2. A method according to claim 1,

characterized in that instead of, or in addition to, releasing the content information (ε) in cleartext form, the said security module (S) re-encrypts the content information signal (ε) including the still embedded access criteria (β) using in general a different cryptographic algorithm (X) and keys (ω) than those (C, μ) used for the encrypted content information signal (p) that entered the security module.

3. A method according to claim 1 ,

characterized in that the said method is used in parallel/simultaneously with a conventional conditional access system or digital rights management system for which the access criteria are sent alongside the encrypted content information signal.

4. A method according to claims 1, 2 or 3,

characterized in that the cryptographic method (C) and content keys (μ) used to encrypt the content information signal (ε) is that of the conditional access system as described in claim 3.

5. A method according to claim 1,

characterized in that the said security module (S) embeds (Z) information into the content information signal (ε) that reflects the usage of the content where such usage information can be indicators for when the content first was rendered, when it last was rendered, the number of times it has been rendered, and so on for being able to control access to the content a certain number of times or within certain time limits.

6. A method according to claim 1 ,

characterized in that the said security module (S) embeds (Z) a representation of a unique identity of the security module (S) into the content information signal (ε) before releasing the content information signal (ε) for consumption according to claim 1 or for re-encryption according to claim 2.

7. A method according to claims 1 , 5 or 6,

characterized in that watermarking techniques are used for the embedding of access criteria (β) or of usage information or unique identity information (Z) into the content information signal (ε).

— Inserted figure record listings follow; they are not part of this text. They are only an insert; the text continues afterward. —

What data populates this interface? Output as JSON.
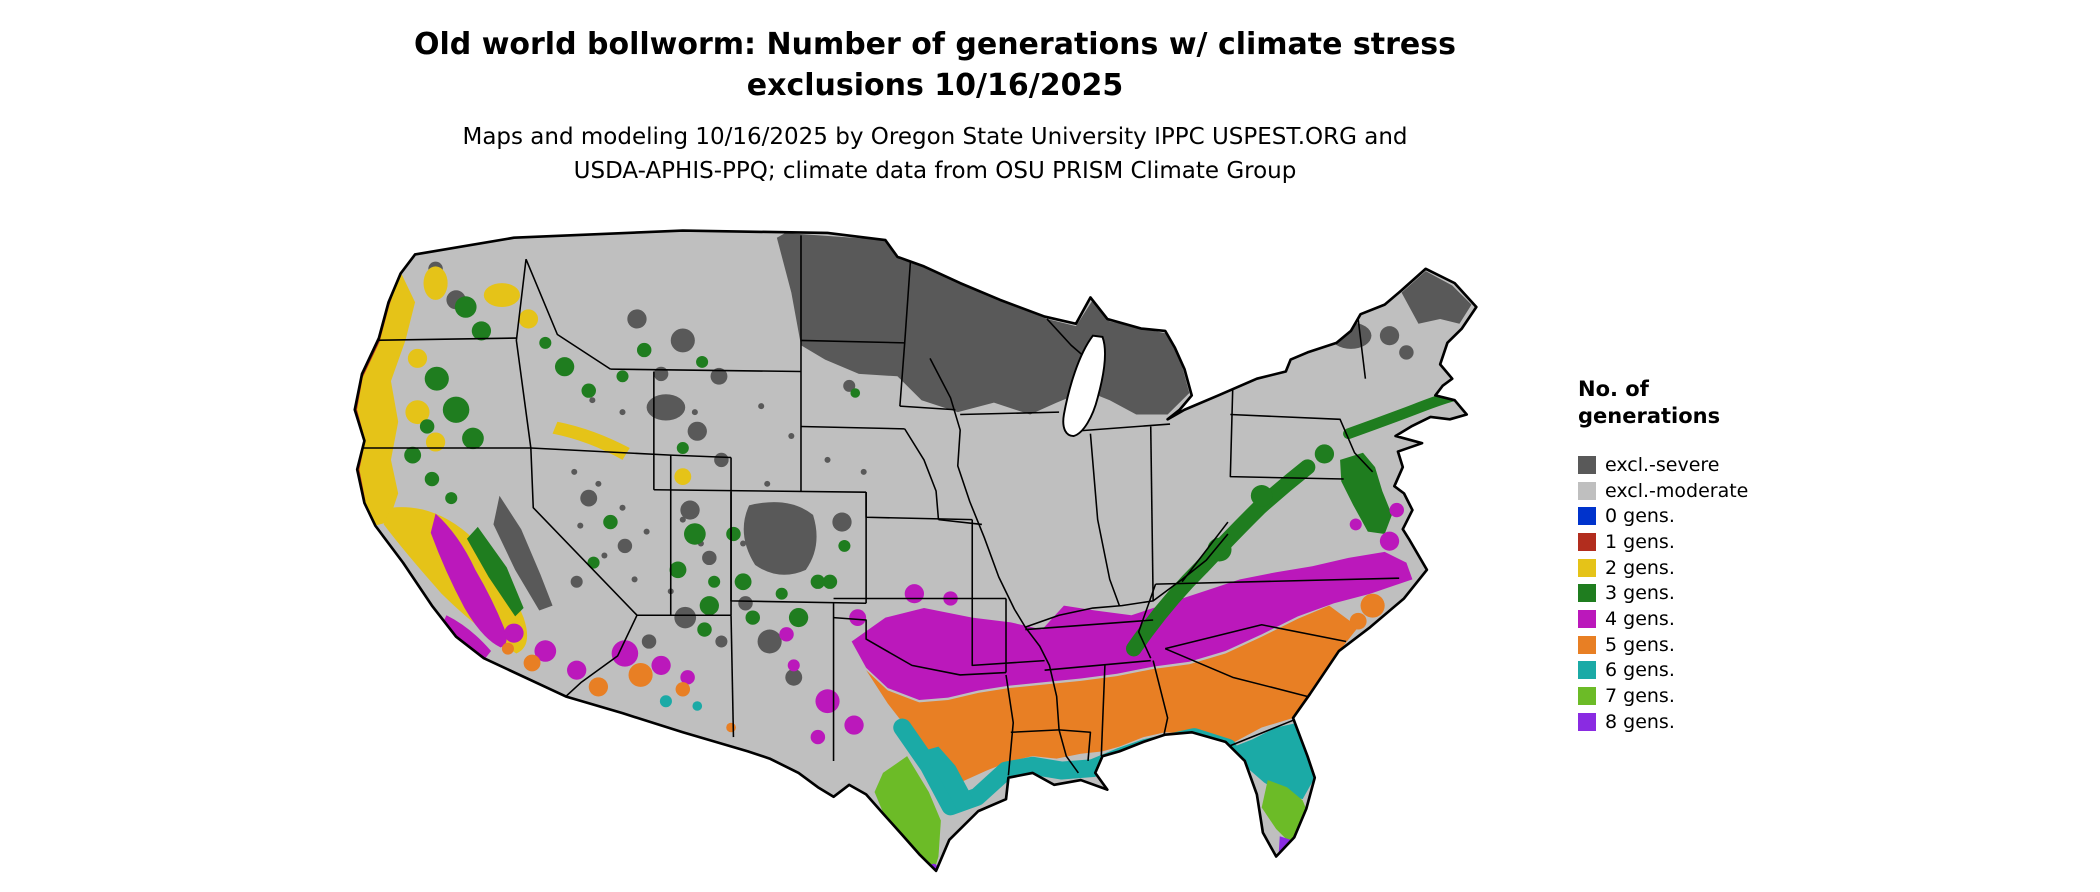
{
  "header": {
    "title_line1": "Old world bollworm: Number of generations w/ climate stress",
    "title_line2": "exclusions 10/16/2025",
    "subtitle_line1": "Maps and modeling 10/16/2025 by Oregon State University IPPC USPEST.ORG and",
    "subtitle_line2": "USDA-APHIS-PPQ; climate data from OSU PRISM Climate Group"
  },
  "legend": {
    "title_line1": "No. of",
    "title_line2": "generations",
    "items": [
      {
        "label": "excl.-severe",
        "key": "severe"
      },
      {
        "label": "excl.-moderate",
        "key": "moderate"
      },
      {
        "label": "0 gens.",
        "key": "g0"
      },
      {
        "label": "1 gens.",
        "key": "g1"
      },
      {
        "label": "2 gens.",
        "key": "g2"
      },
      {
        "label": "3 gens.",
        "key": "g3"
      },
      {
        "label": "4 gens.",
        "key": "g4"
      },
      {
        "label": "5 gens.",
        "key": "g5"
      },
      {
        "label": "6 gens.",
        "key": "g6"
      },
      {
        "label": "7 gens.",
        "key": "g7"
      },
      {
        "label": "8 gens.",
        "key": "g8"
      }
    ]
  },
  "palette": {
    "severe": "#595959",
    "moderate": "#bfbfbf",
    "g0": "#0033cc",
    "g1": "#b22d1e",
    "g2": "#e5c318",
    "g3": "#1f7d1f",
    "g4": "#bb18bb",
    "g5": "#e87f24",
    "g6": "#1baaa6",
    "g7": "#6cbb27",
    "g8": "#8a2be2"
  }
}
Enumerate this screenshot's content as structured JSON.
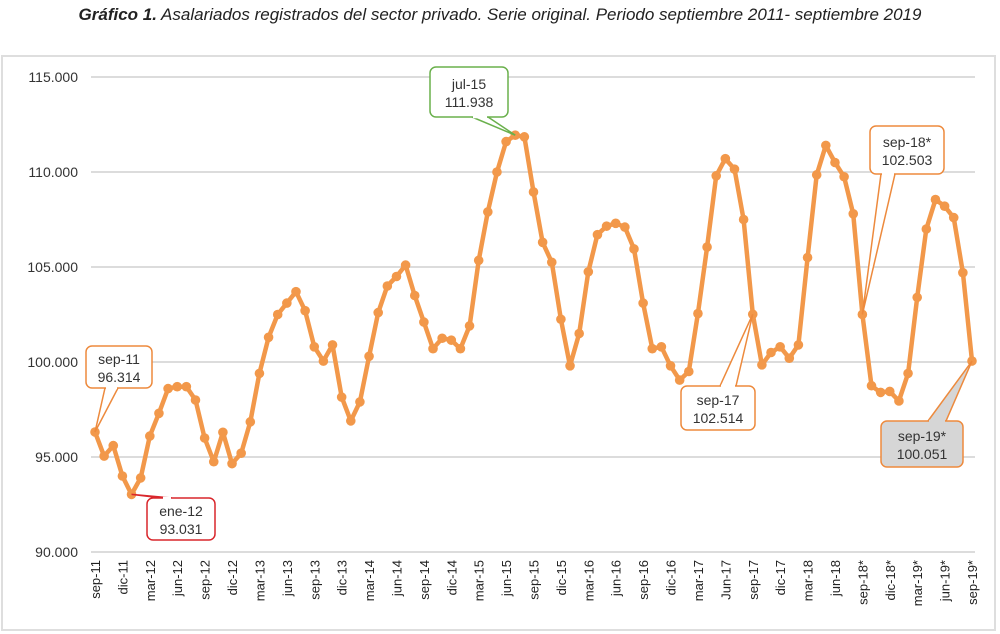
{
  "title": {
    "bold": "Gráfico 1.",
    "rest": " Asalariados registrados del sector privado. Serie original. Periodo septiembre 2011- septiembre 2019"
  },
  "colors": {
    "line": "#f2984a",
    "grid": "#dcdcdc",
    "anno_orange": "#ed8a3d",
    "anno_red": "#d9262c",
    "anno_green": "#6ab04c",
    "anno_gray_fill": "#d6d6d6"
  },
  "chart_data": {
    "type": "line",
    "title": "Gráfico 1. Asalariados registrados del sector privado. Serie original. Periodo septiembre 2011- septiembre 2019",
    "xlabel": "",
    "ylabel": "",
    "ylim": [
      90000,
      115000
    ],
    "yticks": [
      90000,
      95000,
      100000,
      105000,
      110000,
      115000
    ],
    "ytick_labels": [
      "90.000",
      "95.000",
      "100.000",
      "105.000",
      "110.000",
      "115.000"
    ],
    "grid": true,
    "legend": "none",
    "x": [
      "sep-11",
      "oct-11",
      "nov-11",
      "dic-11",
      "ene-12",
      "feb-12",
      "mar-12",
      "abr-12",
      "may-12",
      "jun-12",
      "jul-12",
      "ago-12",
      "sep-12",
      "oct-12",
      "nov-12",
      "dic-12",
      "ene-13",
      "feb-13",
      "mar-13",
      "abr-13",
      "may-13",
      "jun-13",
      "jul-13",
      "ago-13",
      "sep-13",
      "oct-13",
      "nov-13",
      "dic-13",
      "ene-14",
      "feb-14",
      "mar-14",
      "abr-14",
      "may-14",
      "jun-14",
      "jul-14",
      "ago-14",
      "sep-14",
      "oct-14",
      "nov-14",
      "dic-14",
      "ene-15",
      "feb-15",
      "mar-15",
      "abr-15",
      "may-15",
      "jun-15",
      "jul-15",
      "ago-15",
      "sep-15",
      "oct-15",
      "nov-15",
      "dic-15",
      "ene-16",
      "feb-16",
      "mar-16",
      "abr-16",
      "may-16",
      "jun-16",
      "jul-16",
      "ago-16",
      "sep-16",
      "oct-16",
      "nov-16",
      "dic-16",
      "ene-17",
      "feb-17",
      "mar-17",
      "abr-17",
      "may-17",
      "jun-17",
      "jul-17",
      "ago-17",
      "sep-17",
      "oct-17",
      "nov-17",
      "dic-17",
      "ene-18",
      "feb-18",
      "mar-18",
      "abr-18",
      "may-18",
      "jun-18",
      "jul-18",
      "ago-18",
      "sep-18*",
      "oct-18*",
      "nov-18*",
      "dic-18*",
      "ene-19*",
      "feb-19*",
      "mar-19*",
      "abr-19*",
      "may-19*",
      "jun-19*",
      "jul-19*",
      "ago-19*",
      "sep-19*"
    ],
    "xtick_labels": [
      "sep-11",
      "dic-11",
      "mar-12",
      "jun-12",
      "sep-12",
      "dic-12",
      "mar-13",
      "jun-13",
      "sep-13",
      "dic-13",
      "mar-14",
      "jun-14",
      "sep-14",
      "dic-14",
      "mar-15",
      "jun-15",
      "sep-15",
      "dic-15",
      "mar-16",
      "jun-16",
      "sep-16",
      "dic-16",
      "mar-17",
      "Jun-17",
      "sep-17",
      "dic-17",
      "mar-18",
      "jun-18",
      "sep-18*",
      "dic-18*",
      "mar-19*",
      "jun-19*",
      "sep-19*"
    ],
    "xtick_every": 3,
    "series": [
      {
        "name": "Asalariados registrados del sector privado",
        "values": [
          96314,
          95050,
          95600,
          94000,
          93031,
          93900,
          96100,
          97300,
          98600,
          98700,
          98700,
          98000,
          96000,
          94750,
          96300,
          94650,
          95200,
          96850,
          99400,
          101300,
          102500,
          103100,
          103700,
          102700,
          100800,
          100050,
          100900,
          98150,
          96900,
          97900,
          100300,
          102600,
          104000,
          104500,
          105100,
          103500,
          102100,
          100700,
          101250,
          101150,
          100700,
          101900,
          105350,
          107900,
          110000,
          111600,
          111938,
          111850,
          108950,
          106300,
          105250,
          102250,
          99800,
          101500,
          104750,
          106700,
          107150,
          107300,
          107100,
          105950,
          103100,
          100700,
          100800,
          99800,
          99050,
          99500,
          102550,
          106050,
          109800,
          110700,
          110150,
          107500,
          102514,
          99850,
          100500,
          100800,
          100200,
          100900,
          105500,
          109850,
          111400,
          110500,
          109750,
          107800,
          102503,
          98750,
          98400,
          98450,
          97950,
          99400,
          103400,
          107000,
          108550,
          108200,
          107600,
          104700,
          100051
        ]
      }
    ],
    "annotations": [
      {
        "label": "sep-11",
        "value": "96.314",
        "index": 0,
        "style": "orange"
      },
      {
        "label": "ene-12",
        "value": "93.031",
        "index": 4,
        "style": "red"
      },
      {
        "label": "jul-15",
        "value": "111.938",
        "index": 46,
        "style": "green"
      },
      {
        "label": "sep-17",
        "value": "102.514",
        "index": 72,
        "style": "orange"
      },
      {
        "label": "sep-18*",
        "value": "102.503",
        "index": 84,
        "style": "orange"
      },
      {
        "label": "sep-19*",
        "value": "100.051",
        "index": 96,
        "style": "gray"
      }
    ]
  }
}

8. A method according to claim 1 ,

characterized in that multiple sets of access criteria (β) are embedded in the content information signal (ε) for the content to be rendered by different types of security modules (S) where each set of access criteria (β) matches a type of security module (S).

9. A method according to claims 1 or 2,

characterized in that the keys (μ) used when encrypting the content information signal (ε) are made available for the security module (S) in the terminal (R) either by being: - encrypted and sent alongside the encrypted content (p) to the security module (S),

- pre-generated and stored in the security module (S),

- re-generated by the security module (S) on the fly based on some seed.

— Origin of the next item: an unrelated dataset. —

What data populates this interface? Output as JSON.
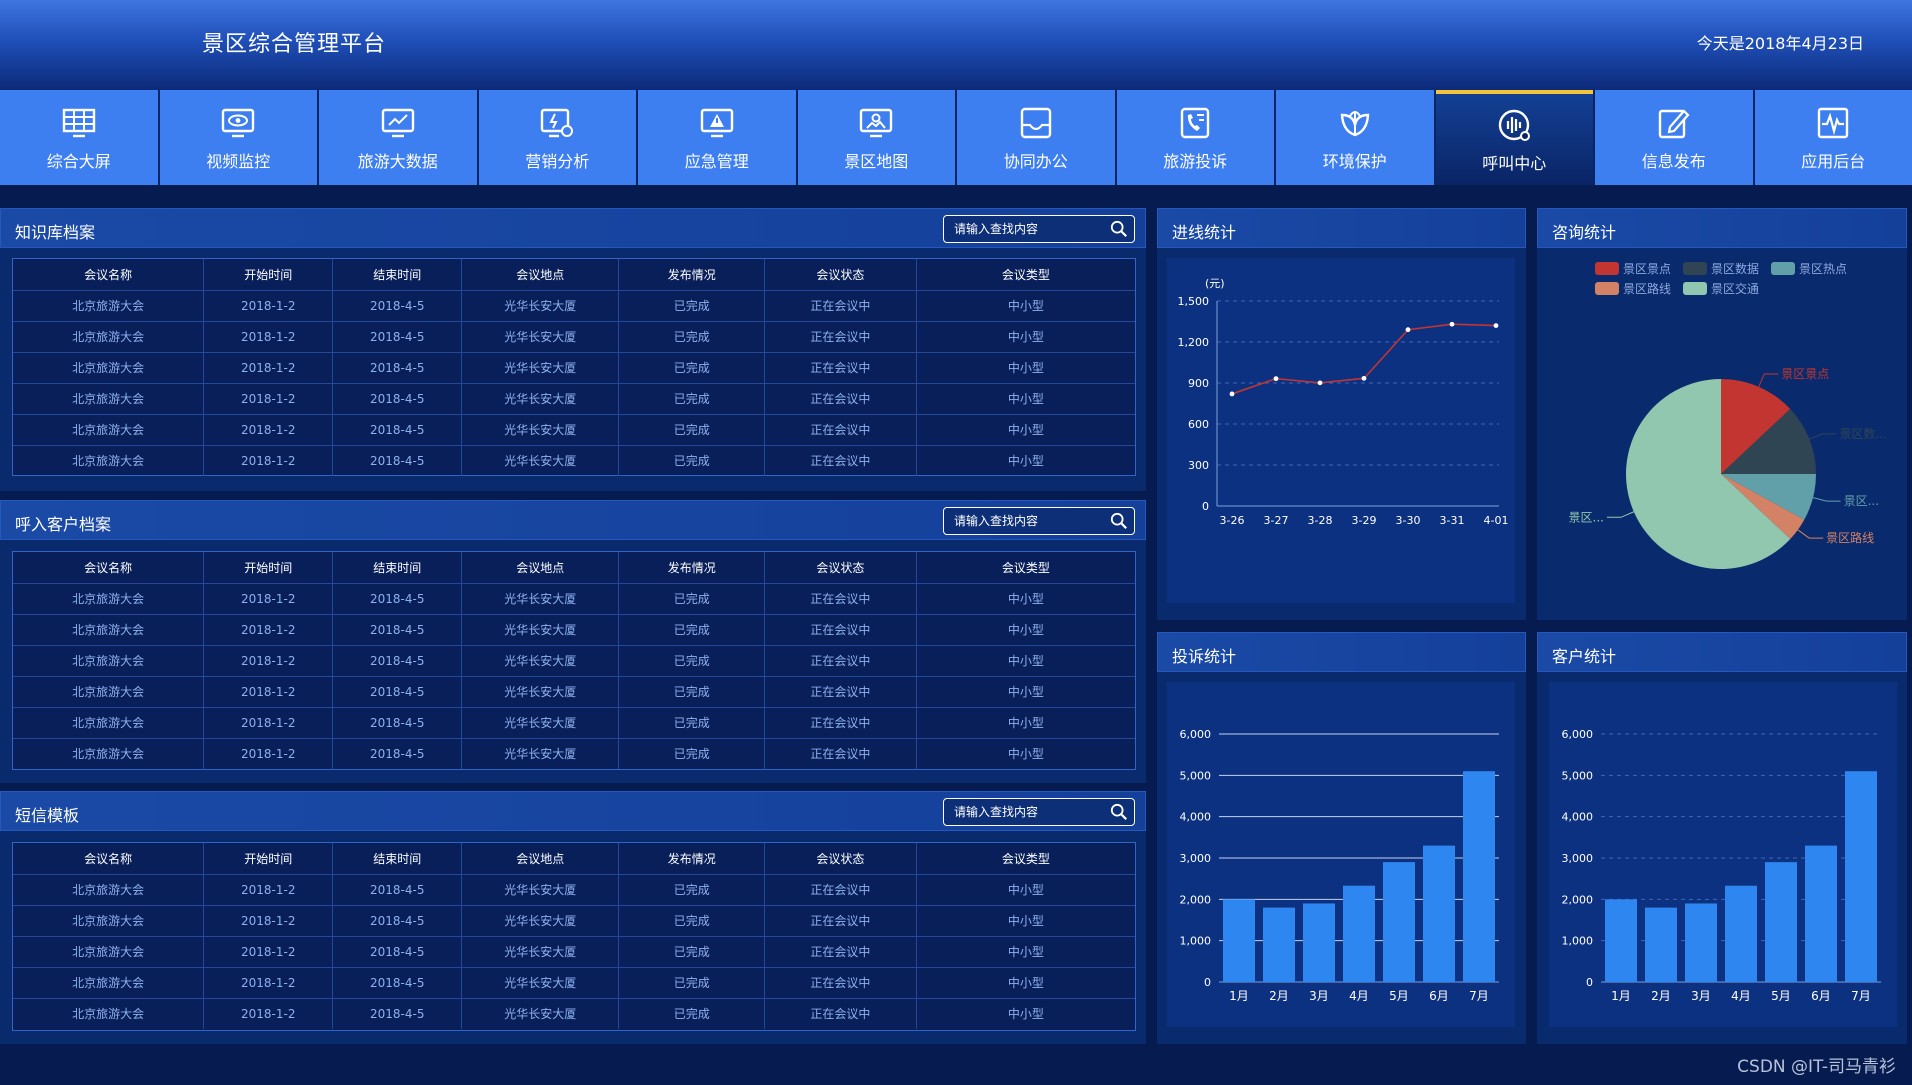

10. A method according to claims 3 or 4,

characterized in that the security module (S) in the terminal (R) can comprise one physical module that manages the conventional CAS/DRM operation and another module performing the remaining processing according to the other claims, and that the two modules are connected or communicates in a secure way.

11.A method according to claims 1 , 5 or 6,

characterized in that the access criteria (β) or usage information or unique identity information (Z) are embedded as a continuous process or as a repeated process over the entire or sufficient parts of or blocks of the content.